Paris Côte d'Azur

Magazine d'informations et de commentaires

Pour son eau, Mandelieu choisit « Veolia », partenaire plutôt que simple délégataire...

Crédits:
textes par

Le conseil municipal de la capitale du Mimosa a ainsi renouvelé sa confiance à son opérateur et signé une convention pour une durée de 20 ans.

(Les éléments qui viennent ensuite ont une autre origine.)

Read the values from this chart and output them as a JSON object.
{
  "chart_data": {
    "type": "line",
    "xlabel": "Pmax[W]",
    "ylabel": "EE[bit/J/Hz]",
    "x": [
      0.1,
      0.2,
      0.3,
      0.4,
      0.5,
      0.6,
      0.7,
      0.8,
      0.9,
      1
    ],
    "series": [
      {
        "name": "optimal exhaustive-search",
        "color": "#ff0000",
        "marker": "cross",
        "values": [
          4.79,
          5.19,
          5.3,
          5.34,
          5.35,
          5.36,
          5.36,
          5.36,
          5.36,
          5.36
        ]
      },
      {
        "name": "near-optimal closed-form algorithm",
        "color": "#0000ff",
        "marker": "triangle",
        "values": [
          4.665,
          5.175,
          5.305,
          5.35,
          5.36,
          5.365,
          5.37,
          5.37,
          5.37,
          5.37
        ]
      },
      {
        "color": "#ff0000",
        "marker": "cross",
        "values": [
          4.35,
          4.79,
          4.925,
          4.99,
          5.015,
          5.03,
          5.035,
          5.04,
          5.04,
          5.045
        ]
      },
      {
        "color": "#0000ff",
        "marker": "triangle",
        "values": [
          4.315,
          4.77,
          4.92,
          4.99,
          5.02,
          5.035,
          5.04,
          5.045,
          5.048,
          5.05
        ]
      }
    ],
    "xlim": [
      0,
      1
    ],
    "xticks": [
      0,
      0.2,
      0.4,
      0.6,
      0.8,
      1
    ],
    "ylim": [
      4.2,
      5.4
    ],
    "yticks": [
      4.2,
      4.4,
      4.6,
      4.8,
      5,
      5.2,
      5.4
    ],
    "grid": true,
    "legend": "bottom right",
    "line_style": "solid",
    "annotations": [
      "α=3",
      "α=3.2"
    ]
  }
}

- Henry Leroy et Jean-Pierre Buchoud -

Le maire de Mandelieu La Napoule, Henry Leroy, n’a pas craint de mettre en concurrence la Lyonnaise des eaux, la Saur et Veolia dans le cadre du renouvellement de la délégation de service public ; apparemment, la mise en régie municipale n’était pas d’actualité. Sur la base d’un cahier des charges ambitieux et précis, il a ainsi poussé les candidats à faire leur meilleure offre et revoir leurs prix à la baisse. Après de longues négociations, c’est la compagnie Veolia qui devait l’emporter. Un engagement sur le long terme : vingt ans, la durée jugée nécessaire pour amortir les investissements. Elle est justifiée par les 4,4 millions € qui seront peu à peu injectés et qui serviront à entretenir et améliorer le réseau de distribution (propriété de la ville), à moderniser l’usine de production d’eau potable, à mettre en place le télé-relevé permettant de surveiller et de maitriser par Internet la consommation des abonnés, en les alertant par  exemple d’une surconsommation d’eau. À noter que, d’ici à 2013, une installation de décarbonatation, diminuera très sensiblement la teneur en calcaire de l’eau, la rendant moins agressive pour les appareils électroménagers et pour le consommateur.

Henry Leroy avait réuni en mairie ses chefs de service, plusieurs présidents de copropriétés et nombre de ses élus pour assister à la signature officielle de la convention liant la société délégataire de ce service public et la commune. L’occasion de faire l’historique de la démarche, de se féliciter des tarifs obtenus et de présenter le responsable régional de Veolia Eau, Jean-Pierre Buchoud. L’occasion aussi de positionner Mandelieu La Napoule comme la commune où l’eau est la moins chère du bassin cannois : 2,42 € le m3 (TTC, eau plus taxes d’assainissement, pour un abonnement de 120 m3 par an) contre 2,58 € précédemment soit une diminution de 6,3 %. Un tarif plus doux donc que celui de Cannes où la Lyonnaise, chargée de la DSP par le Sicasil, facture depuis le mois de juillet dernier, 2,94 € le m3, tandis que la régie municipale de Mouans-Sartoux en est elle à 3,82 €... à noter que le prix moyen en France est de 3,39 €.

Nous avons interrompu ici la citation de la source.